Lo que se pudo ver en los centros de votación producía un efecto combinado de lástima y soledad. Los ofrecimientos materiales y monetarios para que los reticentes acudieran a votar no funcionaron esta vez, seguramente porque un gran sector del chavismo y en especial los de las zonas populares han venido creando anticuerpos que rechazan  las megamentiras del gobierno de Maduro. Se ha llegado a un punto decisivo en el que los hechos derrotan cualquier paquete de promesas porque el pueblo ya sabe que no van a ser cumplidas jamás.

Esta traición a los principios que guiaron la primera etapa de la revolución no va a ser perdonada y menos si quien las formula no llega a alcanzar el esbozo de una caricatura de Hugo Chávez. Un hombre gris, sin carisma, de inteligencia ausente y extremadamente sumiso ante los poderes del exterior. Con él se derrumba un edificio construido con medias verdades y exceso de mentiras.

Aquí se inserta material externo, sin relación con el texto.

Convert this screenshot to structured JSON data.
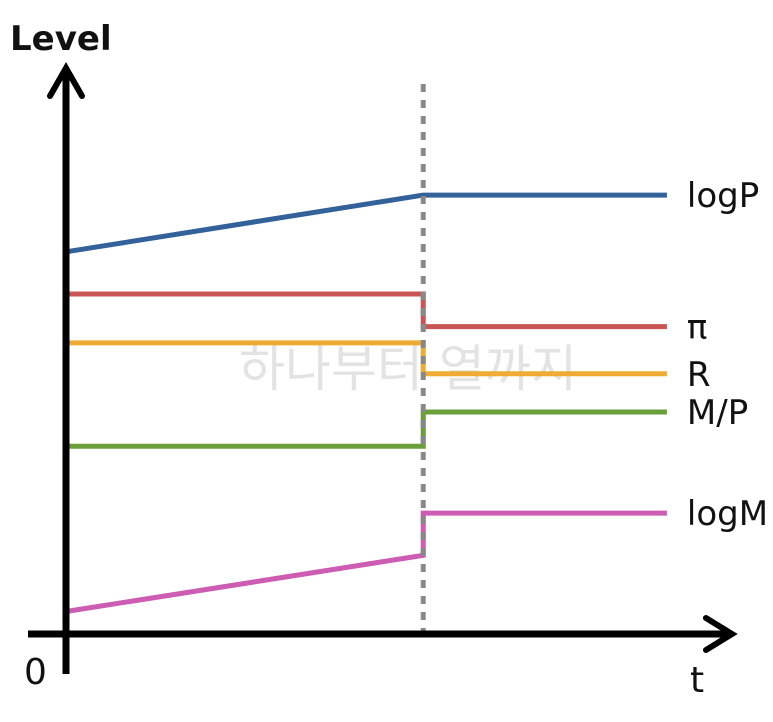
{
  "chart_data": {
    "type": "line",
    "ylabel": "Level",
    "xlabel": "t",
    "origin_label": "0",
    "x_range": [
      0,
      10
    ],
    "y_range": [
      0,
      10
    ],
    "grid": false,
    "legend": "none",
    "event_x": 5.38,
    "series": [
      {
        "name": "logP",
        "color": "#33619a",
        "points": [
          [
            0,
            6.8
          ],
          [
            5.38,
            7.81
          ],
          [
            9.05,
            7.81
          ]
        ]
      },
      {
        "name": "π",
        "color": "#cb5454",
        "points": [
          [
            0,
            6.05
          ],
          [
            5.38,
            6.05
          ],
          [
            5.38,
            5.47
          ],
          [
            9.05,
            5.47
          ]
        ]
      },
      {
        "name": "R",
        "color": "#eeac33",
        "points": [
          [
            0,
            5.18
          ],
          [
            5.38,
            5.18
          ],
          [
            5.38,
            4.63
          ],
          [
            9.05,
            4.63
          ]
        ]
      },
      {
        "name": "M/P",
        "color": "#6a9f3a",
        "points": [
          [
            0,
            3.34
          ],
          [
            5.38,
            3.34
          ],
          [
            5.38,
            3.95
          ],
          [
            9.05,
            3.95
          ]
        ]
      },
      {
        "name": "logM",
        "color": "#cd5cb3",
        "points": [
          [
            0,
            0.4
          ],
          [
            5.38,
            1.4
          ],
          [
            5.38,
            2.15
          ],
          [
            9.05,
            2.15
          ]
        ]
      }
    ],
    "watermark": "하나부터 열까지"
  }
}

Su incapacidad para darle la necesaria continuidad a las aspiraciones socialistas de su predecesor ha tenido un efecto contrario y agudamente negativo, al punto de que se quebró la unidad interna, proliferan los jefes y jefecillos de grupos, los caciques locales y los oportunistas.  
 No es extraño entonces que Henrique Capriles se haya burlado de las declaraciones de Nicolás porque este dijo que habían duplicado cualquier votación histórica. “Hasta para mentir son malos, una farsa”, escribió en Twitter.

Henry Ramos Allup también escribió: “La observación directa que hicimos en todo el país reportó una asistencia escasa, pese a las presiones, la utilización de recursos oficiales y las prórrogas infinitas para el cierre de las mesas electorales”.